Fransız filozof, yazar ve tarihçi olan Elisabeth Badinter, laikliğin ve sekülerleşmenin kadınların hayatındaki önemine değinir : “Demokratik toplumların bu sekülerleşmesinin sonuçları kadınlar için kayda değerdir.
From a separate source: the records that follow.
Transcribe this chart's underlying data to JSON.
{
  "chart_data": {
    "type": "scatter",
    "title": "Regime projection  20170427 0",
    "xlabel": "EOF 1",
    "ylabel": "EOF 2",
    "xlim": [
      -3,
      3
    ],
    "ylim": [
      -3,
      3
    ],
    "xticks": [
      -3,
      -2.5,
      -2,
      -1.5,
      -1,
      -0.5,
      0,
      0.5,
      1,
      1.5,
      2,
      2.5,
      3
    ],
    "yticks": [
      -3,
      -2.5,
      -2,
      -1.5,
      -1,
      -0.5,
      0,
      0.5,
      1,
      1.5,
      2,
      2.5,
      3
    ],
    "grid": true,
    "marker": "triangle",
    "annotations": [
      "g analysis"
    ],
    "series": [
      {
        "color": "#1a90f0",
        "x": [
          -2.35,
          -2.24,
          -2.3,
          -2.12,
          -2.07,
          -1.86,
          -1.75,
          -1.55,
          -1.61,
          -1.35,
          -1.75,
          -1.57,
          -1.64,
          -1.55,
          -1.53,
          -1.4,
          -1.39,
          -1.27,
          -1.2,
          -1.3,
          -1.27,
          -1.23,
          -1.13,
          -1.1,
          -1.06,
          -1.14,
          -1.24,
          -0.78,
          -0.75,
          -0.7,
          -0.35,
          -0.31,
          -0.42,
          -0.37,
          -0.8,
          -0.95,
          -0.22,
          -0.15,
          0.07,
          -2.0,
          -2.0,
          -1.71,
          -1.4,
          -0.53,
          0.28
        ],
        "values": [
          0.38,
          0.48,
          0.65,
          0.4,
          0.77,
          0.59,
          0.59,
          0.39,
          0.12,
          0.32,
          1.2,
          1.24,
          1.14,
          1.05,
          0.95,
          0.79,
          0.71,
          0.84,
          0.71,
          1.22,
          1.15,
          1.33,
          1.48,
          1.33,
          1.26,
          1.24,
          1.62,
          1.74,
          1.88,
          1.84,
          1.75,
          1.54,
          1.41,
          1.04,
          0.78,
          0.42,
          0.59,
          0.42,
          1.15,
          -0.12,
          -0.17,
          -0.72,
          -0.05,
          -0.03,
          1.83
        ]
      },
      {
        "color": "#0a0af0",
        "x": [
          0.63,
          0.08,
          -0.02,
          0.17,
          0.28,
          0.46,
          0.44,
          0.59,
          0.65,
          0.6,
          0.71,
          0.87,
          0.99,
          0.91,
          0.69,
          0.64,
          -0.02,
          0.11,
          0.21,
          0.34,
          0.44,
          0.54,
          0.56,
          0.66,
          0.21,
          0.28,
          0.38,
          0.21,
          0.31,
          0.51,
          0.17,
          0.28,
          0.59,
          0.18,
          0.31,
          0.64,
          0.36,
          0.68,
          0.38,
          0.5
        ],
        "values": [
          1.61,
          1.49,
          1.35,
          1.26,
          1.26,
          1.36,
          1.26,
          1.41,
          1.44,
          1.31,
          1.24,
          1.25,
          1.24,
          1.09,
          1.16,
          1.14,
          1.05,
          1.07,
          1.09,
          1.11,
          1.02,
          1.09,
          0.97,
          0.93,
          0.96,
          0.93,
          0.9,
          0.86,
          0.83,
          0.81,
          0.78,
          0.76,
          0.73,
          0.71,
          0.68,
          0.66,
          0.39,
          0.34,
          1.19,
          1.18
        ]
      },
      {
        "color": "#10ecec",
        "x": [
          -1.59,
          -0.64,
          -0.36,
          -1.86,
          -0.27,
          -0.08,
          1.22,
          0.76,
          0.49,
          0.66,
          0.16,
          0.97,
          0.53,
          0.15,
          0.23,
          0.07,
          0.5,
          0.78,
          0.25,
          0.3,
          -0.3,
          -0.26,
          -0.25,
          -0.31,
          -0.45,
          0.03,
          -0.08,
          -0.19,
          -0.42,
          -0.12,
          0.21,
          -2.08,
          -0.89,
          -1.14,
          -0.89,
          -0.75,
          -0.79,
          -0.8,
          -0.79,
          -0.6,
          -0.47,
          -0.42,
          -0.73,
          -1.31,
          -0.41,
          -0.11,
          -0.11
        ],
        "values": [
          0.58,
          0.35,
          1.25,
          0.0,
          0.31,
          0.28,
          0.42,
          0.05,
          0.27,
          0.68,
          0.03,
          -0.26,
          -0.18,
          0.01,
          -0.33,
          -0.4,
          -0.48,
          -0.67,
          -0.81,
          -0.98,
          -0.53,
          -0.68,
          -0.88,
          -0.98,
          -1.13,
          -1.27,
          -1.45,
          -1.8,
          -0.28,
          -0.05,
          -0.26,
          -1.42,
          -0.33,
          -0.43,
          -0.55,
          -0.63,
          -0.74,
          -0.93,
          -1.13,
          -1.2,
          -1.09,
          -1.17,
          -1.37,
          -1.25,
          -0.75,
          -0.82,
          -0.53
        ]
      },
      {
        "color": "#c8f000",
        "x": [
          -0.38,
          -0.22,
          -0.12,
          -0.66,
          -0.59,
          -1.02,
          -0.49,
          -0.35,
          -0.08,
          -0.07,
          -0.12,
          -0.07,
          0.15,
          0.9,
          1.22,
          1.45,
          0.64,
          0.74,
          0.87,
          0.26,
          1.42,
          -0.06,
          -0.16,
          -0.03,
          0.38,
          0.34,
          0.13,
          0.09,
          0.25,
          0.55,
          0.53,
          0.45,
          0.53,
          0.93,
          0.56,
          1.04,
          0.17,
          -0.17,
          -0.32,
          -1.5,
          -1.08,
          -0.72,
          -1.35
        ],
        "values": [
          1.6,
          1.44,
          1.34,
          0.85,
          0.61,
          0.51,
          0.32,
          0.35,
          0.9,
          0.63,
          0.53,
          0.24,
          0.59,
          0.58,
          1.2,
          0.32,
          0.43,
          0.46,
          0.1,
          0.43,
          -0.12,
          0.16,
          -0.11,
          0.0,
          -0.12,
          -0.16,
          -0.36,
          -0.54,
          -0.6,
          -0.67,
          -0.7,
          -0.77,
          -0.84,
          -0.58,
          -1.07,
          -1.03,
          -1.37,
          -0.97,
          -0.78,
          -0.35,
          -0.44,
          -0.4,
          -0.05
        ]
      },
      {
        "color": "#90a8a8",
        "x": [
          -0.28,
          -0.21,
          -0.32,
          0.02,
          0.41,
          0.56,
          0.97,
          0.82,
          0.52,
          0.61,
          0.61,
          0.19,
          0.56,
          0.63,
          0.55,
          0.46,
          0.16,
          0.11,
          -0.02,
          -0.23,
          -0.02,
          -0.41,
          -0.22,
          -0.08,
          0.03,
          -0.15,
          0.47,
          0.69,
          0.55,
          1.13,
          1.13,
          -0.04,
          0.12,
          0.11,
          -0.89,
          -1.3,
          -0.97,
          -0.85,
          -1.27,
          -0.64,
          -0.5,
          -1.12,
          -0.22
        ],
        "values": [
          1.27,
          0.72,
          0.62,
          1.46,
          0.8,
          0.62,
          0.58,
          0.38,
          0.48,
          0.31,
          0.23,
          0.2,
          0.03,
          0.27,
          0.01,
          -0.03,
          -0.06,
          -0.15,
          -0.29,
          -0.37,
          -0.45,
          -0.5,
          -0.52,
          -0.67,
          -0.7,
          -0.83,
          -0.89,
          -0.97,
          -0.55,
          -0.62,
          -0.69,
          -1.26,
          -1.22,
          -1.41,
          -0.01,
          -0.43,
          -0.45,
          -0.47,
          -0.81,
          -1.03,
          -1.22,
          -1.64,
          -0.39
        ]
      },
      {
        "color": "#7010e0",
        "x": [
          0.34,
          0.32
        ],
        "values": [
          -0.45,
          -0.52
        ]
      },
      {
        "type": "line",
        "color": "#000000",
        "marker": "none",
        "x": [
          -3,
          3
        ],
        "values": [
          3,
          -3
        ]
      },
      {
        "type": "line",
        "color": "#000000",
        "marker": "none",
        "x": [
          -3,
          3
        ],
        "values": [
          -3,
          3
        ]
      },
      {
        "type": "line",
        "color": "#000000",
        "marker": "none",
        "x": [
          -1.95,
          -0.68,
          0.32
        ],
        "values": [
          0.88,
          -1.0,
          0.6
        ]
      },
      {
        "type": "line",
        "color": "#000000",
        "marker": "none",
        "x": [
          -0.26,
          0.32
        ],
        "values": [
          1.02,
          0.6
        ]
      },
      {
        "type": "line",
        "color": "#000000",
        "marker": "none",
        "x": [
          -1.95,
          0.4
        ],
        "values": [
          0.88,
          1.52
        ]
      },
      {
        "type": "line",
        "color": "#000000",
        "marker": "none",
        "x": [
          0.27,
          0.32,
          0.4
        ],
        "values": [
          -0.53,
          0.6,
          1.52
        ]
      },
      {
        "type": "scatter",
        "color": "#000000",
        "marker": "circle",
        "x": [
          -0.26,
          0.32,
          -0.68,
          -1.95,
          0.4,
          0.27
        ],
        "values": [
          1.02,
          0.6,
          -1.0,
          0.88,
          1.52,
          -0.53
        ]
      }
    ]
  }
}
Kadınların çoğunluğunun talep ettiği medeni boşanma, cinsel özgürlük, üreme üzerinde kontrol, paylaşılan ebeveyn otoritesi, kadınların mali bağımsızlığı, kadın ve erkek dünyalarının ve bununla birlikte rol ve işlevlerin ayrılmasının programlı sonu, ataerkilliğe ölümcül bir darbe indirmiştir”.


Kaynakça:

1 – Samim Akgönül : La laïcité à la turque à l’épreuve d’un régime a-laïque (Türk laikliği laik olmayan bir rejim tarafından sınanıyor)

2 – Laure Marchand & Guillaume Perrier : Les Loups Aiment La Brume (Kurt puslu havayı sever)

3 – Elisabeth Badinter : La Laïcité, un enjeu pour les femmes

4 -La Commune et La Laïcité Décréte (Komün ve Laiklik Kararnamesi) – Broşür

5 -03. 05. 2024 tarihinde Birgün Gazetesi’nde yayınlanan Adnan Erkuş’un « Yeni maarif ve müfredat üzerine : tümü reddedilmeli »  başlıklı yazısı.